The following statements were gathered from neighbors, county figures, and occasional visitors in the period following Abner Rourke’s death. They are preserved here as found—varying in tone, incomplete in several cases, and unverified beyond the speakers’ own recollection. No single account should be treated as authoritative. Taken together, they constitute the informal public record of a man most people observed from a careful distance.
Mrs. Lenora Pike, neighbor, east road
— measured, unsettled
“He never talked about it unless you asked him first. That was the thing that bothered me most, I think. A man who ran that kind of practice quietly was harder to dismiss than one who went around telling people about it.”
Thomas Vale, feed merchant
— skeptical, but uncertain
“I saw his advertisement three or four times over the years. I always read it twice. I never went in to see him. I told myself it was because the whole business was nonsense, but that wasn’t quite it.”
Deputy Ellis Crane, county marshal’s office
— official, dismissive
“We had no reason to interfere. He wasn’t defrauding anyone we could establish. He gave written estimates and charged a dollar fifty. If someone felt cheated, nobody came to us.”
Clara Holt, postmistress
— observant, quiet
“He collected his mail like any rancher. Sometimes a letter came from a name I didn’t recognize—not local. I always wondered if those were clients writing back to him.”
Vernon Stagg, rancher, north section
— reluctant respect
“I asked him once what he did when the morning felt like it could go either way. He said he recorded what the evidence showed, wrote the time in the bracket, and moved on to work. I didn’t have any answer to that.”
Minnie Stoddard, wife of the county recorder
— quietly awed
“My husband said the notebook was the strangest thing he’d ever held. Not for what was in it. Just for how much of it there was. Page after page, all the same hand, all the same layout. Twenty years of believing you’d figure it out today.”
James Crowley, dry goods proprietor
— businesslike, observant
“He placed those advertisements for years. I sold him the paper space. He always paid on time and never asked for a special position on the page. He wanted Notices, always Notices—not Personals, where it might seem theatrical.”

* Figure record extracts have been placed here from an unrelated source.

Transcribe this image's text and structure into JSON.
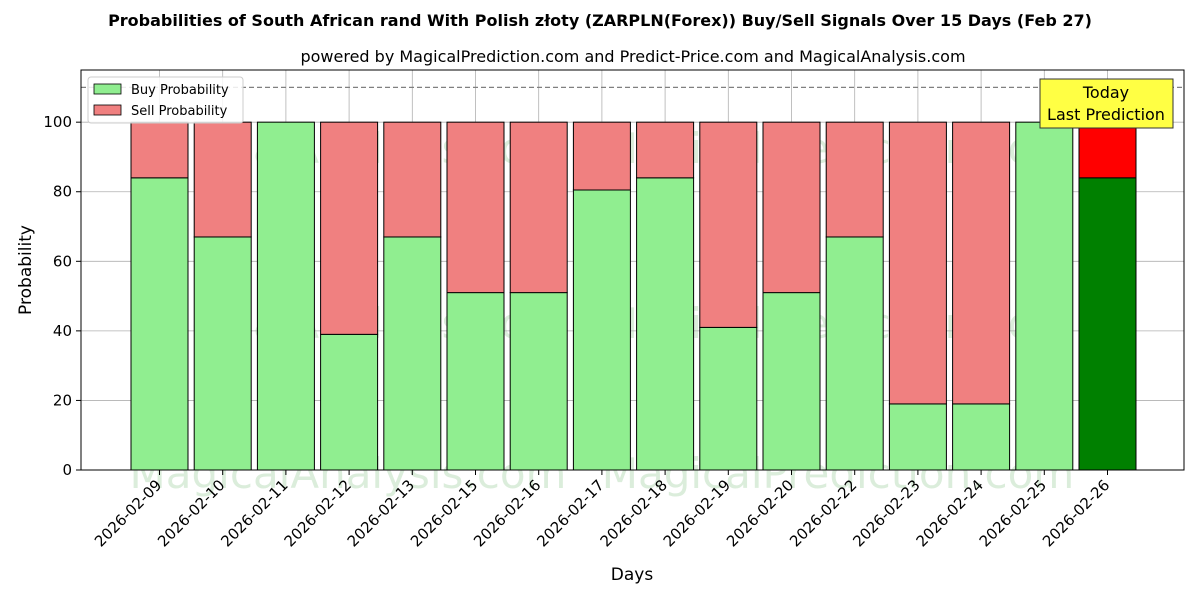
{
  "chart_data": {
    "type": "bar",
    "stacked": true,
    "title": "Probabilities of South African rand With Polish złoty (ZARPLN(Forex)) Buy/Sell Signals Over 15 Days (Feb 27)",
    "subtitle": "powered by MagicalPrediction.com and Predict-Price.com and MagicalAnalysis.com",
    "xlabel": "Days",
    "ylabel": "Probability",
    "ylim": [
      0,
      115
    ],
    "yticks": [
      0,
      20,
      40,
      60,
      80,
      100
    ],
    "grid": true,
    "legend_placement": "top-left",
    "reference_line": 110,
    "categories": [
      "2026-02-09",
      "2026-02-10",
      "2026-02-11",
      "2026-02-12",
      "2026-02-13",
      "2026-02-15",
      "2026-02-16",
      "2026-02-17",
      "2026-02-18",
      "2026-02-19",
      "2026-02-20",
      "2026-02-22",
      "2026-02-23",
      "2026-02-24",
      "2026-02-25",
      "2026-02-26"
    ],
    "series": [
      {
        "name": "Buy Probability",
        "color": "#90ee90",
        "values": [
          84,
          67,
          100,
          39,
          67,
          51,
          51,
          80.5,
          84,
          41,
          51,
          67,
          19,
          19,
          100,
          84
        ]
      },
      {
        "name": "Sell Probability",
        "color": "#f08080",
        "values": [
          16,
          33,
          0,
          61,
          33,
          49,
          49,
          19.5,
          16,
          59,
          49,
          33,
          81,
          81,
          0,
          16
        ]
      }
    ],
    "highlight": {
      "index": 15,
      "buy_color": "#008000",
      "sell_color": "#ff0000"
    },
    "annotation": {
      "lines": [
        "Today",
        "Last Prediction"
      ],
      "background": "#ffff44"
    },
    "watermarks": [
      "MagicalAnalysis.com",
      "MagicalPrediction.com"
    ]
  }
}
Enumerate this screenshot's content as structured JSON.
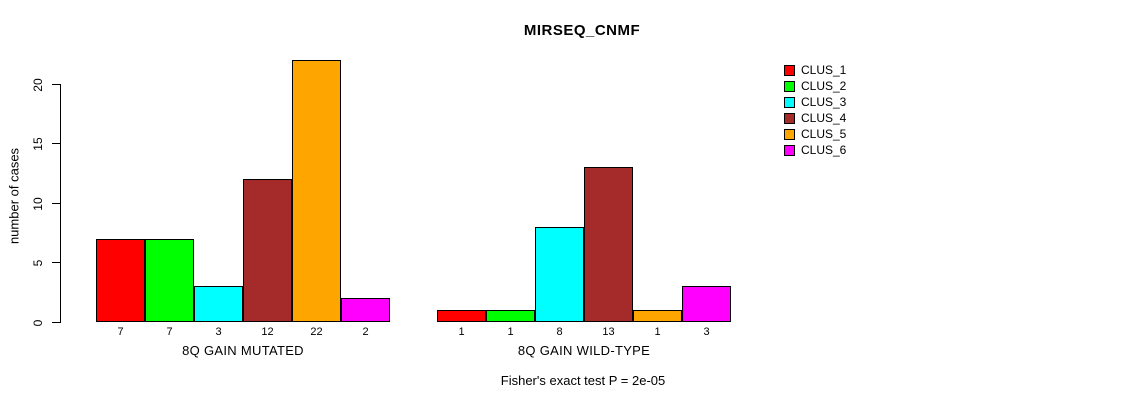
{
  "chart_data": {
    "type": "bar",
    "title": "MIRSEQ_CNMF",
    "ylabel": "number of cases",
    "xlabel": "",
    "ylim": [
      0,
      22
    ],
    "yticks": [
      0,
      5,
      10,
      15,
      20
    ],
    "categories": [
      "8Q GAIN MUTATED",
      "8Q GAIN WILD-TYPE"
    ],
    "series": [
      {
        "name": "CLUS_1",
        "color": "#FF0000",
        "values": [
          7,
          1
        ]
      },
      {
        "name": "CLUS_2",
        "color": "#00FF00",
        "values": [
          7,
          1
        ]
      },
      {
        "name": "CLUS_3",
        "color": "#00FFFF",
        "values": [
          3,
          8
        ]
      },
      {
        "name": "CLUS_4",
        "color": "#A52A2A",
        "values": [
          12,
          13
        ]
      },
      {
        "name": "CLUS_5",
        "color": "#FFA500",
        "values": [
          22,
          1
        ]
      },
      {
        "name": "CLUS_6",
        "color": "#FF00FF",
        "values": [
          2,
          3
        ]
      }
    ],
    "bar_value_labels": [
      [
        "7",
        "7",
        "3",
        "12",
        "22",
        "2"
      ],
      [
        "1",
        "1",
        "8",
        "13",
        "1",
        "3"
      ]
    ],
    "annotation": "Fisher's exact test P = 2e-05",
    "legend_position": "top-right",
    "grid": false,
    "axis_color": "#000000",
    "bar_border_color": "#000000"
  },
  "legend": {
    "items": [
      {
        "label": "CLUS_1",
        "color": "#FF0000"
      },
      {
        "label": "CLUS_2",
        "color": "#00FF00"
      },
      {
        "label": "CLUS_3",
        "color": "#00FFFF"
      },
      {
        "label": "CLUS_4",
        "color": "#A52A2A"
      },
      {
        "label": "CLUS_5",
        "color": "#FFA500"
      },
      {
        "label": "CLUS_6",
        "color": "#FF00FF"
      }
    ]
  }
}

Ruth Alderman, schoolteacher
— precise, unresolved
“The part I could not let go of, afterward, was the twenty-three minutes. If he’d been wrong by hours—by a whole day, even—you could put it to rest. Twenty-three minutes is close enough to ask questions and far enough not to answer them.”
Oscar Fenn, traveling livestock buyer
— distant, troubled
“I never met him personally. Only knew him by the advertisement. But when I heard that the notebook had named the right day, I went cold for a minute. Then I told myself that out of twenty years of mornings, you’d eventually name every day. Then I told myself that wasn’t quite the right way to think about it either.”
William Hatch, neighbor, east road
— level, fair
“He was a good rancher. Kept his stock in better condition than most. That’s what people forget when they talk about the notebook. He was a working man with a working operation. The notebook was something he did in the mornings before everything else. It didn’t make him strange in all ways. It made him strange in one particular way and ordinary in all the rest.”